Go to a farmers market

Here are a few reasons to visit a market:

  • Stay healthy by eating lots of fresh produce: Farmers markets also offer good sources of protein like farm raised meats and farm fresh eggs.
  • Fresh local foods: The fruits and vegetables are picked at the peak of their growing season, meaning the produce is the freshest and tastiest available.
  • A wider variety: Farmers markets can offer a lot of variety, vastly different even from what you see in the grocery store. Take a chance and try a new fruit or vegetable.
  • Know where your food comes from: All of the farmers at stands in your local market will be within a small radius. You can also learn some great tips and recipes from farmers and fellow patrons. The farmer will almost always have the best ways to prepare your purchases, which is wonderful when you’re trying something new and different.
  • Protect the environment: Food in the U.S. travels an average 1,500 miles to get to your plate. This means high use of fuels that pollute the environment.

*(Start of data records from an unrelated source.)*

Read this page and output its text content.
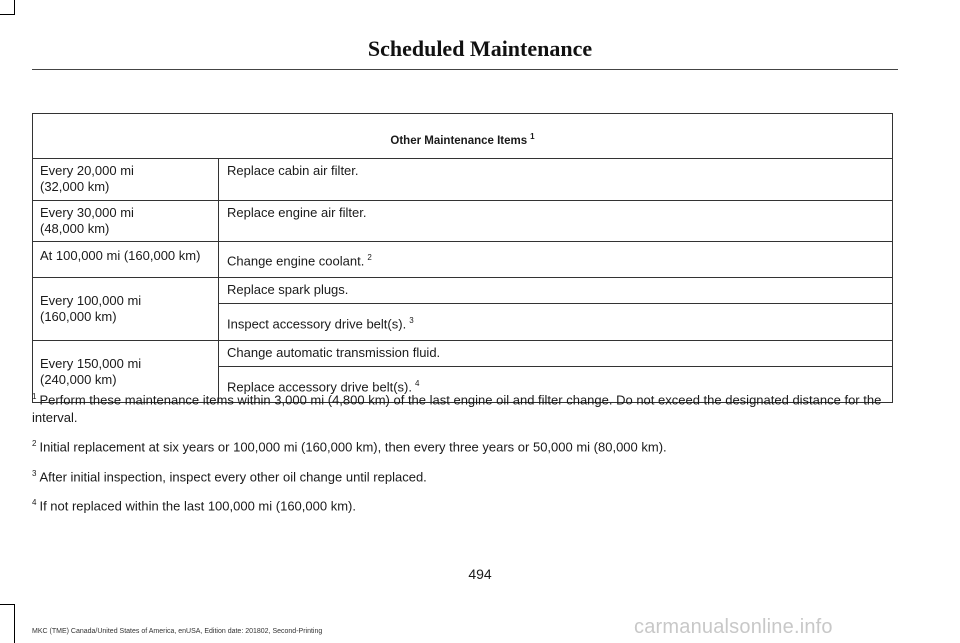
Scheduled Maintenance
Other Maintenance Items $^1$

Every 20,000 mi
(32,000 km)	Replace cabin air filter.

Every 30,000 mi
(48,000 km)	Replace engine air filter.

At 100,000 mi (160,000 km)	Change engine coolant. $^2$

Every 100,000 mi
(160,000 km)	Replace spark plugs.
	Inspect accessory drive belt(s). $^3$

Every 150,000 mi
(240,000 km)	Change automatic transmission fluid.
	Replace accessory drive belt(s). $^4$

$^1$ Perform these maintenance items within 3,000 mi (4,800 km) of the last engine oil and filter change. Do not exceed the designated distance for the interval.

$^2$ Initial replacement at six years or 100,000 mi (160,000 km), then every three years or 50,000 mi (80,000 km).

$^3$ After initial inspection, inspect every other oil change until replaced.

$^4$ If not replaced within the last 100,000 mi (160,000 km).

494
MKC (TME) Canada/United States of America, enUSA, Edition date: 201802, Second-Printing	carmanualsonline.info
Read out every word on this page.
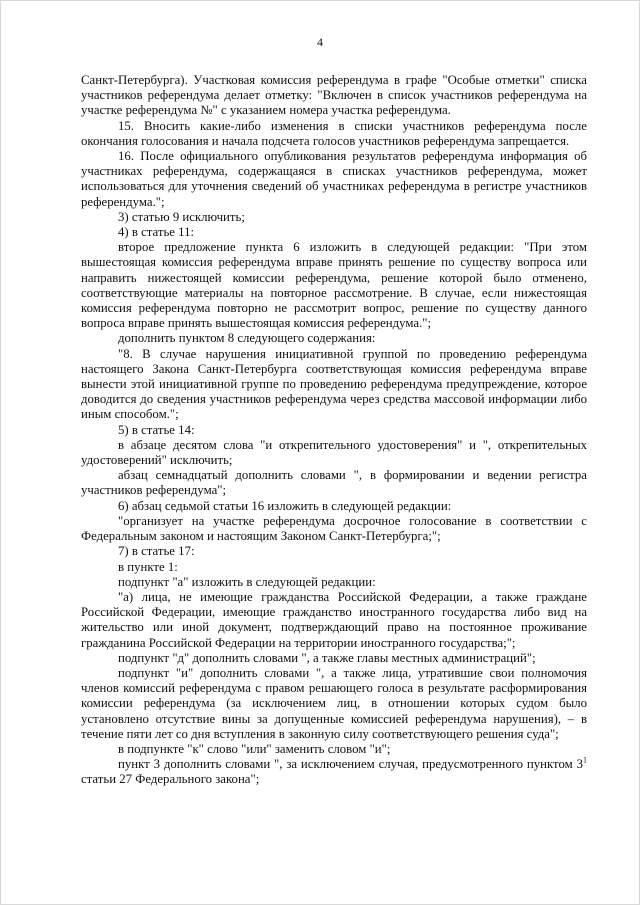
4

Санкт-Петербурга). Участковая комиссия референдума в графе "Особые отметки" списка участников референдума делает отметку: "Включен в список участников референдума на участке референдума №" с указанием номера участка референдума.

15. Вносить какие-либо изменения в списки участников референдума после окончания голосования и начала подсчета голосов участников референдума запрещается.

16. После официального опубликования результатов референдума информация об участниках референдума, содержащаяся в списках участников референдума, может использоваться для уточнения сведений об участниках референдума в регистре участников референдума.";

3) статью 9 исключить;

4) в статье 11:

второе предложение пункта 6 изложить в следующей редакции: "При этом вышестоящая комиссия референдума вправе принять решение по существу вопроса или направить нижестоящей комиссии референдума, решение которой было отменено, соответствующие материалы на повторное рассмотрение. В случае, если нижестоящая комиссия референдума повторно не рассмотрит вопрос, решение по существу данного вопроса вправе принять вышестоящая комиссия референдума.";

дополнить пунктом 8 следующего содержания:

"8. В случае нарушения инициативной группой по проведению референдума настоящего Закона Санкт-Петербурга соответствующая комиссия референдума вправе вынести этой инициативной группе по проведению референдума предупреждение, которое доводится до сведения участников референдума через средства массовой информации либо иным способом.";

5) в статье 14:

в абзаце десятом слова "и открепительного удостоверения" и ", открепительных удостоверений" исключить;

абзац семнадцатый дополнить словами ", в формировании и ведении регистра участников референдума";

6) абзац седьмой статьи 16 изложить в следующей редакции:

"организует на участке референдума досрочное голосование в соответствии с Федеральным законом и настоящим Законом Санкт-Петербурга;";

7) в статье 17:

в пункте 1:

подпункт "а" изложить в следующей редакции:

"а) лица, не имеющие гражданства Российской Федерации, а также граждане Российской Федерации, имеющие гражданство иностранного государства либо вид на жительство или иной документ, подтверждающий право на постоянное проживание гражданина Российской Федерации на территории иностранного государства;";

подпункт "д" дополнить словами ", а также главы местных администраций";

подпункт "и" дополнить словами ", а также лица, утратившие свои полномочия членов комиссий референдума с правом решающего голоса в результате расформирования комиссии референдума (за исключением лиц, в отношении которых судом было установлено отсутствие вины за допущенные комиссией референдума нарушения), – в течение пяти лет со дня вступления в законную силу соответствующего решения суда";

в подпункте "к" слово "или" заменить словом "и";

пункт 3 дополнить словами ", за исключением случая, предусмотренного пунктом $3^1$ статьи 27 Федерального закона";
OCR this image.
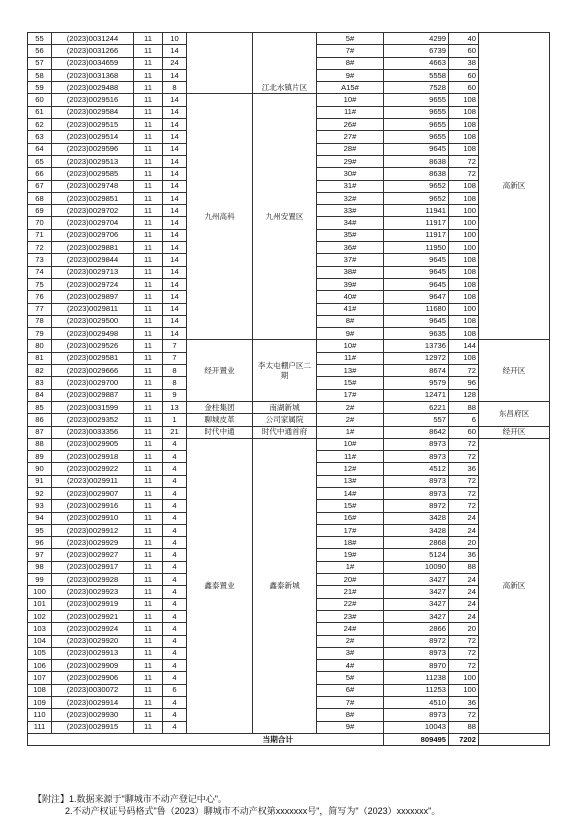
55	(2023)0031244	11	10		江北水镇片区	5#	4299	40	高新区
56	(2023)0031266	11	14			7#	6739	60	
57	(2023)0034659	11	24			8#	4663	38	
58	(2023)0031368	11	14			9#	5558	60	
59	(2023)0029488	11	8			A15#	7528	60	
60	(2023)0029516	11	14	九州高科	九州安置区	10#	9655	108	
61	(2023)0029584	11	14			11#	9655	108	
62	(2023)0029515	11	14			26#	9655	108	
63	(2023)0029514	11	14			27#	9655	108	
64	(2023)0029596	11	14			28#	9645	108	
65	(2023)0029513	11	14			29#	8638	72	
66	(2023)0029585	11	14			30#	8638	72	
67	(2023)0029748	11	14			31#	9652	108	
68	(2023)0029851	11	14			32#	9652	108	
69	(2023)0029702	11	14			33#	11941	100	
70	(2023)0029704	11	14			34#	11917	100	
71	(2023)0029706	11	14			35#	11917	100	
72	(2023)0029881	11	14			36#	11950	100	
73	(2023)0029844	11	14			37#	9645	108	
74	(2023)0029713	11	14			38#	9645	108	
75	(2023)0029724	11	14			39#	9645	108	
76	(2023)0029897	11	14			40#	9647	108	
77	(2023)0029811	11	14			41#	11680	100	
78	(2023)0029500	11	14			8#	9645	108	
79	(2023)0029498	11	14			9#	9635	108	
80	(2023)0029526	11	7	经开置业	李太屯棚户区二期	10#	13736	144	经开区
81	(2023)0029581	11	7			11#	12972	108	
82	(2023)0029666	11	8			13#	8674	72	
83	(2023)0029700	11	8			15#	9579	96	
84	(2023)0029887	11	9			17#	12471	128	
85	(2023)0031599	11	13	金柱集团	南湖新城	2#	6221	88	东昌府区
86	(2023)0029352	11	1	聊城皮革	公司家属院	2#	557	6	
87	(2023)0033356	11	21	时代中通	时代中通首府	1#	8642	60	经开区
88	(2023)0029905	11	4	鑫泰置业	鑫泰新城	10#	8973	72	高新区
89	(2023)0029918	11	4			11#	8973	72	
90	(2023)0029922	11	4			12#	4512	36	
91	(2023)0029911	11	4			13#	8973	72	
92	(2023)0029907	11	4			14#	8973	72	
93	(2023)0029916	11	4			15#	8972	72	
94	(2023)0029910	11	4			16#	3428	24	
95	(2023)0029912	11	4			17#	3428	24	
96	(2023)0029929	11	4			18#	2868	20	
97	(2023)0029927	11	4			19#	5124	36	
98	(2023)0029917	11	4			1#	10090	88	
99	(2023)0029928	11	4			20#	3427	24	
100	(2023)0029923	11	4			21#	3427	24	
101	(2023)0029919	11	4			22#	3427	24	
102	(2023)0029921	11	4			23#	3427	24	
103	(2023)0029924	11	4			24#	2866	20	
104	(2023)0029920	11	4			2#	8972	72	
105	(2023)0029913	11	4			3#	8973	72	
106	(2023)0029909	11	4			4#	8970	72	
107	(2023)0029906	11	4			5#	11238	100	
108	(2023)0030072	11	6			6#	11253	100	
109	(2023)0029914	11	4			7#	4510	36	
110	(2023)0029930	11	4			8#	8973	72	
111	(2023)0029915	11	4			9#	10043	88	
当期合计							809495	7202	
【附注】1.数据来源于"聊城市不动产登记中心"。
2.不动产权证号码格式"鲁（2023）聊城市不动产权第xxxxxxx号"，简写为"（2023）xxxxxxx"。
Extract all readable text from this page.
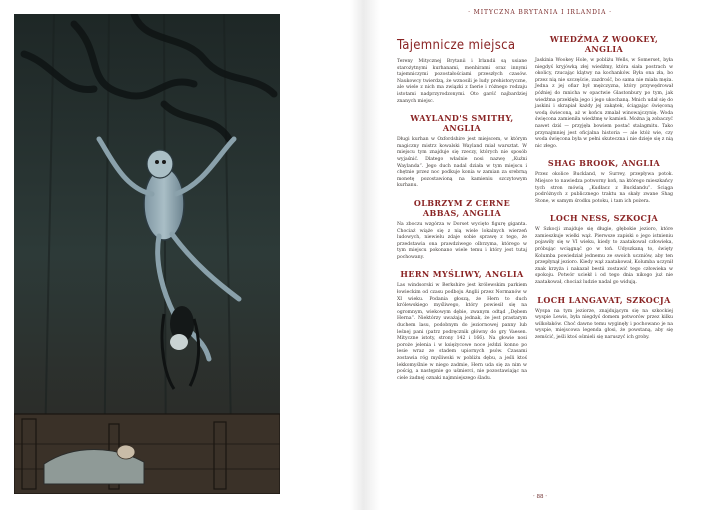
· MITYCZNA BRYTANIA I IRLANDIA ·
Tajemnicze miejsca

Tereny Mitycznej Brytanii i Irlandii są usiane starożytnymi kurhanami, menhirami oraz innymi tajemniczymi pozostałościami przeszłych czasów. Naukowcy twierdzą, że wznosili je ludy prehistoryczne, ale wiele z nich ma związki z faerie i różnego rodzaju istotami nadprzyrodzonymi. Oto garść najbardziej znanych miejsc.

WAYLAND'S SMITHY, ANGLIA

Długi kurhan w Oxfordshire jest miejscem, w którym magiczny mistrz kowalski Wayland miał warsztat. W miejscu tym znajduje się rzeczy, których nie sposób wyjaśnić. Dlatego właśnie nosi nazwę „Kuźni Waylanda”. Jego duch nadal działa w tym miejscu i chętnie przez noc podkuje konia w zamian za srebrną monetę pozostawioną na kamieniu szczytowym kurhanu.

OLBRZYM Z CERNE ABBAS, ANGLIA

Na zboczu wzgórza w Dorset wycięto figurę giganta. Chociaż wiąże się z nią wiele lokalnych wierzeń ludowych, niewielu zdaje sobie sprawę z tego, że przedstawia ona prawdziwego olbrzyma, którego w tym miejscu pokonano wiele temu i który jest tutaj pochowany.

HERN MYŚLIWY, ANGLIA

Las windsorski w Berkshire jest królewskim parkiem łowieckim od czasu podboju Anglii przez Normanów w XI wieku. Podania głoszą, że Hern to duch królewskiego myśliwego, który powiesił się na ogromnym, wiekowym dębie, zwanym odtąd „Dębem Herna”. Niektórzy uważają jednak, że jest prastarym duchem lasu, podobnym do jeziornowej panny lub leśnej pani (patrz podręcznik główny do gry Vaesen. Mityczne istoty, strony 142 i 166). Na głowie nosi poroże jelenia i w księżycowe noce jeździ konno po lesie wraz ze stadem upiornych psów. Czasami zostawia róg myśliwski w pobliżu dębu, a jeśli ktoś lekkomyślnie w niego zadmie, Hern uda się za nim w pościg, a następnie go uśmierci, nie pozostawiając na ciele żadnej oznaki najmniejszego śladu.

WIEDŹMA Z WOOKEY, ANGLIA

Jaskinia Wookey Hole, w pobliżu Wells, w Somerset, była niegdyś kryjówką złej wiedźmy, która siała postrach w okolicy, rzucając klątwy na kochanków. Była ona zła, bo przez nią nie szczęście, zazdrość, bo sama nie miała męża. Jedna z jej ofiar był mężczyzna, który przywędrował później do mnicha w opactwie Glastonbury po tym, jak wiedźma przeklęła jego i jego ukochaną. Mnich udał się do jaskini i skrapiał każdy jej zakątek, ściągając święconą wodą świeconą, aż w końcu zmalał winowajczynię. Woda święcona zamieniła wiedźmę w kamień. Można ją zobaczyć nawet dziś — przyjęła bowiem postać stalagmitu. Tako przynajmniej jest oficjalna historia — ale któż wie, czy woda święcona była w pełni skuteczna i nie dzieje się z nią nic złego.

SHAG BROOK, ANGLIA

Przez okolice Buckland, w Surrey, przepływa potok. Miejsce to nawiedza potworny koń, na którego mieszkańcy tych stron mówią „Kudłacz z Bucklandu”. Sciąga podróżnych z publicznego traktu na skały zwane Shag Stone, w samym środku potoku, i tam ich pożera.

LOCH NESS, SZKOCJA

W Szkocji znajduje się długie, głębokie jezioro, które zamieszkuje wielki wąż. Pierwsze zapiski o jego istnieniu pojawiły się w VI wieku, kiedy to zaatakował człowieka, próbując wciągnąć go w toń. Udyszkaną to, święty Kolumba powiedział jednemu ze swoich uczniów, aby ten przepłynął jezioro. Kiedy wąż zaatakował, Kolumba uczynił znak krzyża i nakazał bestii zostawić tego człowieka w spokoju. Potwór uciekł i od tego dnia nikogo już nie zaatakował, chociaż ludzie nadal go widują.

LOCH LANGAVAT, SZKOCJA

Wyspa na tym jeziorze, znajdującym się na szkockiej wyspie Lewis, była niegdyś domem potworów przez kilku wilkołaków. Choć dawno temu wyginęły i pochowano je na wyspie, miejscowa legenda głosi, że powstaną, aby się zemścić, jeśli ktoś ośmieli się naruszyć ich groby.

· 88 ·
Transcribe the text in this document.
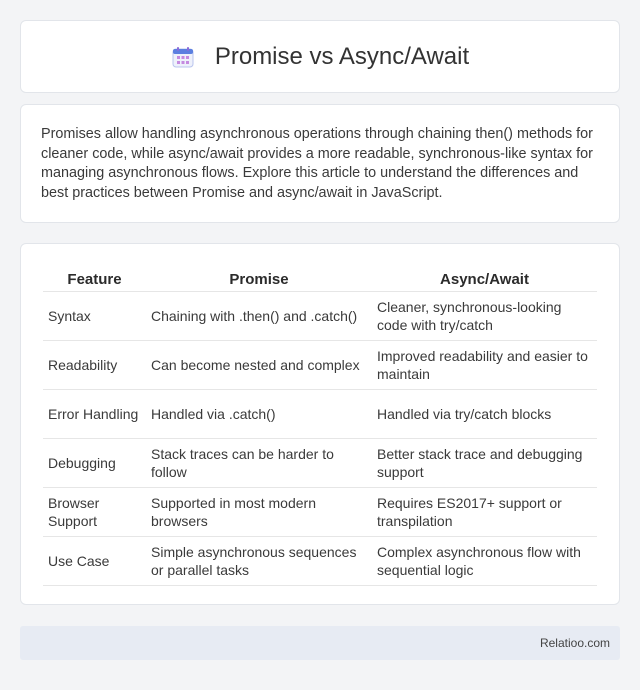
Promise vs Async/Await

Promises allow handling asynchronous operations through chaining then() methods for cleaner code, while async/await provides a more readable, synchronous-like syntax for managing asynchronous flows. Explore this article to understand the differences and best practices between Promise and async/await in JavaScript.

Feature	Promise	Async/Await
Syntax	Chaining with .then() and .catch()	Cleaner, synchronous-looking code with try/catch
Readability	Can become nested and complex	Improved readability and easier to maintain
Error Handling	Handled via .catch()	Handled via try/catch blocks
Debugging	Stack traces can be harder to follow	Better stack trace and debugging support
Browser Support	Supported in most modern browsers	Requires ES2017+ support or transpilation
Use Case	Simple asynchronous sequences or parallel tasks	Complex asynchronous flow with sequential logic
Relatioo.com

Not only that, many big box farms use pesticides, chemicals, fertilizers, and processing equipment that can lead to environmental damage. When you buy local, your food not only travels a short distance, but it is typically grown by your local farmer using methods that minimize the impact on the earth.
  • Support the local economy: By buying from farmers you are able to support local family farms giving them the capital they need to continue providing farm produce for your family and your community.
  • More affordable: In many instances, locally grown foods are less expensive than grocery stores due to shorter travel and minimal processing.

Preserve peak-season produce

In-season produce will always be the most economical and flavorful choice. But storing food, whether it’s by canning, preserving, freezing, or drying, is the way to enjoy it year round. While you might think of these skills as old-fashioned, too difficult, or too time consuming, you might just find yourself pleasantly surprised. It can be as easy as ordering some supplies and pulling up a YouTube video. By purchasing and storing at peak freshness, you can ensure that your farm hauls (whether from your garden, CSA, the farmers market, or other) will provide many delicious meals for your family throughout the year.

Today, one in three Americans grow food at home, whether it be herbs on their kitchen sill or tomatoes in a backyard garden, but only 8% of the U.S. farms market their food locally. Consumers are demanding a more transparent food system. Food suppliers face the growing demand of consumers who care about food traceability (being able to trace back where your food came from), farm labor practices, and clean eating. Many consumers are reverting to simpler practices that reflect their values about the planet and personal health. The times of small-scale farms providing for communities is returning as consumers demand fresh local food.

At Nectar Farm Kitchen we have created a dining experience focused on sustainable, health-conscious, and locally sourced cuisine. We offer a menu with a wide range of dining options not generally found in traditional farm-to-table restaurants. If you want a unique approach, join us and find out why we are the best farm-to-table restaurant on Hilton Head Island.

We also realize that customers cannot dine with us everyday but want to embrace the farm-to-table concept. That’s why we created this guide to bring farm-to-table to your kitchen. There are many ways to integrate farm-to-table into your daily life. It’s easier than you think. And there’s no question that you’ll be eating healthier, fresher, tastier food. Happy Eating!